Nvidia says it isn’t using ‘circular financing’ schemes. 2 famous short sellers disagree.

Nvidia (NVDA) sent a memo to Wall Street analysts over the weekend arguing that it is not engaged in vendor financing, a controversial practice in which suppliers invest in or extend loans to their own customers.

Famed short sellers Jim Chanos and Michael Burry aren’t so sure.

Nvidia wrote a seven-page document — first reported by Barron’s on Tuesday morning — rebuffing claims that it invests in its own customers to inflate its revenue. The memo was written in response to a newsletter from a little-known Substack author last week claiming that the $5 trillion AI chipmaker is engaged in a “circular financing scheme” — using vendor financing to boost sales — drawing parallels between Nvidia and famous dot-com era accounting frauds committed by Enron and Lucent.

Enron is notorious for manipulating its accounting and using off-balance sheet debt to hide losses in its broadband business during the internet boom. Internet infrastructure provider Lucent, meanwhile, is best known for aggressively investing in and extending loans to many of its loss-making telecom customers — who then used the funds to buy Lucent equipment that they couldn’t have otherwise afforded. When the dot-com bubble burst and telecom startups couldn’t pay back Lucent, the company had to write down revenue tied to those transactions and lost billions of dollars.

Chanos, who is famous for predicting the fall of Enron, thinks the comparison between Nvidia and Lucent bears weight.

“They’re [Nvidia is] putting money into money-losing companies in order for those companies to order their chips,” Chanos told Yahoo Finance in an interview.

Nvidia has invested heavily in its own customers — from ChatGPT developer OpenAI (OPAI.PVT) to Elon Musk’s xAI (XAAI.PVT) to a slew of AI cloud firms, including CoreWeave (CRWV) and Nebius (NBIS) — and those investments have raised eyebrows on Wall Street.

“NVIDIA does not resemble historical accounting frauds because NVIDIA’s underlying business is economically sound, our reporting is complete and transparent, and we care about our reputation for integrity,” Nvidia wrote in its memo, which was obtained by Yahoo Finance.

“[U]nlike Lucent, NVIDIA does not rely on vendor financing arrangements to grow revenue,” the company continued. Nvidia noted that in typical vendor financing agreements, customers pay back suppliers over years. Meanwhile, the chipmaker said its customers pay the company within 53 days after purchasing its chips.

Burry, the “Big Short” investor who predicted the collapse of the US housing market in 2008, went further than Chanos in a post on X last week, saying Nvidia is one of multiple companies in the AI market with “suspicious revenue recognition” due to investments in its customers.

On top of vendor financing, Chanos views the entrance of debt in the AI market as another cause of concern for investors. Like Enron, Chanos said, some of Nvidia’s customers, such as Meta (META) and xAI, are using off-balance sheet debt to finance their purchases of chips. Others, such as Anthropic (ANTH.PVT), are using traditional debt funding.

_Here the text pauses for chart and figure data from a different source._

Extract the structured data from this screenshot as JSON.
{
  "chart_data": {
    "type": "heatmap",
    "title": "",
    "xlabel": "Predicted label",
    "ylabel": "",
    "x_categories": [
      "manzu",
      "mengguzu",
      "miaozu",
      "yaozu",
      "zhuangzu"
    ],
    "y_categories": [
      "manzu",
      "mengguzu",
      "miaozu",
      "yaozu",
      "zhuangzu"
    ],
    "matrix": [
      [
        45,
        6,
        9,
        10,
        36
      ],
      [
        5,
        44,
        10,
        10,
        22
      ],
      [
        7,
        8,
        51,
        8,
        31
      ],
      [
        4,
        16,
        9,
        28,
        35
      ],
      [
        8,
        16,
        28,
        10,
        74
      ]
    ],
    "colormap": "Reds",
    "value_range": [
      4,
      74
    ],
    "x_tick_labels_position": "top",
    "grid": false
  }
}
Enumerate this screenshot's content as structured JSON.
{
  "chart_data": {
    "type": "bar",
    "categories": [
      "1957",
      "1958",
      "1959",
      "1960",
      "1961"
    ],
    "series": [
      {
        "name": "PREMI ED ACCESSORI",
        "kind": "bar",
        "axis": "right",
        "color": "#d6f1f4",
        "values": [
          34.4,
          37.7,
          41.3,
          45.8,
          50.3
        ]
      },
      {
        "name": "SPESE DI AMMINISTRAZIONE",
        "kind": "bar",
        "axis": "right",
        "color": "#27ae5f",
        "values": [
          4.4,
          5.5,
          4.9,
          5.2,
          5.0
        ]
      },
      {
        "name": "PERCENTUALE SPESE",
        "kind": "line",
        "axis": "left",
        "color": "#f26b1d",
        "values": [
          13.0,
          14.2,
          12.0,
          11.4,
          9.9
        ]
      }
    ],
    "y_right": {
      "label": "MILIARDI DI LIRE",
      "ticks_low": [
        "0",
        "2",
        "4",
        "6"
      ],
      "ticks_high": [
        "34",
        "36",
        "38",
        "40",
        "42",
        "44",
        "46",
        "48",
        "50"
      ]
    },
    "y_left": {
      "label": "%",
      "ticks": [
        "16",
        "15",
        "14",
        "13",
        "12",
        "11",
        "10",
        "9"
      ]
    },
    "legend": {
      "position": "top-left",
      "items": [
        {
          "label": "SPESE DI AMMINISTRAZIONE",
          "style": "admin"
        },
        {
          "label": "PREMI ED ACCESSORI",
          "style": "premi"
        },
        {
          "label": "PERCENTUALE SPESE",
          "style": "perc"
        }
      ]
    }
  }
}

“Putting lots of credit and really arcane financial structures on top of these money-losing entities is, I think, the real Achilles heel to the AI tech market,” Chanos told Yahoo Finance on Tuesday.

But while accounting could play a role in fueling the AI bubble by artificially inflating demand for the tech, the two short sellers argue that the bigger problem is simpler: The biggest tech companies are spending billions in a rush to build AI data centers ahead of demand.

Burry claimed this weekend in a newsletter from his new Substack, Cassandra Unchained, that the AI market, like the dot-com era, is seeing “catastrophically overbuilt supply and nowhere near enough demand” — in other words, too many chips, servers, and data centers without enough underlying demand for AI applications used by businesses and consumers.

For its part, Nvidia sees the market accelerating, saying demand for its AI chips is “off the charts” in its latest earnings report and arguing against the idea of a market bubble. The company argued Tuesday that it’s “a generation ahead” of rivals, even as rising AI chip competition from Google sent the chipmaker’s stock lower before it rebounded on Wednesday.

But Chanos also thinks the rapidly accelerating AI build-out, ahead of demand, is cause for concern: “If it turns out that we don’t quite need all the data center or chip capacity, we thought we will in ’27 or ’28, you could see orders begin to be canceled, and that’s a big risk that not a lot of people are talking about.”